NCTUE sounds like a step in the direction of the Social Credits of China. SCARY!


Posted by:

Gary Rachuba
28 Sep 2018

I was very surprised to hear about NCTUE and Innovis mentioned in your news letter. I have frozen both me and my spouse's accounts. Was very easy with Innovis. I got my personal account frozen with NCTUE, but for some reason I have to write in to get my spouse's account frozen. A word on Equifax. For the last two years I could not answer their security questions so I had to send in the forms to get them to mail my reports. I called Equifax to freeze my account and I could not answer the security questions with my Equifax credit report in my hand that I had received the week prior to this call. By reading material off my in-hand credit report to the lady -- she eventually said that I had provided her with enough information for her to freeze my account. The problem with the security questions was that NONE of them applied to me so I answered all question with the answer of none of the above. The lady said they were just general questions about my history with them. I still did not get a resolution to that problem. Has any of your readers had this problem with Equifax?

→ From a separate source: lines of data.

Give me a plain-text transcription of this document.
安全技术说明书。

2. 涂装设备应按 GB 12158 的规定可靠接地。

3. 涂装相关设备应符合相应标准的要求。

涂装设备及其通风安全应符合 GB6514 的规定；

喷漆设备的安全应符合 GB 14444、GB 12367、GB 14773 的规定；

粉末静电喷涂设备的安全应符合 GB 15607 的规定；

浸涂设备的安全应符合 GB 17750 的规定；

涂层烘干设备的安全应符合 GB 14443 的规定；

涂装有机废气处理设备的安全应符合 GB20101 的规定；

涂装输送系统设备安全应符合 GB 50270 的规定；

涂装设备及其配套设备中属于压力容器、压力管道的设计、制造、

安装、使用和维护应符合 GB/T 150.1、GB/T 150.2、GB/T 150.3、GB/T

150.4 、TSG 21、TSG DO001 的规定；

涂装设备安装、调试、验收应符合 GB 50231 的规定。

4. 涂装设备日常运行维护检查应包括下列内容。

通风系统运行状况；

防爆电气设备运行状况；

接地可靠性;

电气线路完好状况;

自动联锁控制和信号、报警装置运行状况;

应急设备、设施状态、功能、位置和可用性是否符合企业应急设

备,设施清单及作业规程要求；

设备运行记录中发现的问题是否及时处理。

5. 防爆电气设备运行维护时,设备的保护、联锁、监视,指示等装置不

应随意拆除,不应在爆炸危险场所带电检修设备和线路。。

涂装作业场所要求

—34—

How can I get them to straighten this out so I don't have to send the form in every year. I don't have this problem with Experian and Transunion. Bob, thanks so much for the valuable information you disseminate us through you news letters.


Posted by:

Toby
04 Oct 2018

Thank you so much, Bob. I signed up to freeze with all 5 agencies, and it was easy to do!


Posted by:

KATHLEEN
03 Nov 2018

Easy to do but not finding it as easy to undo as I unexpectedly need to replace my totaled car.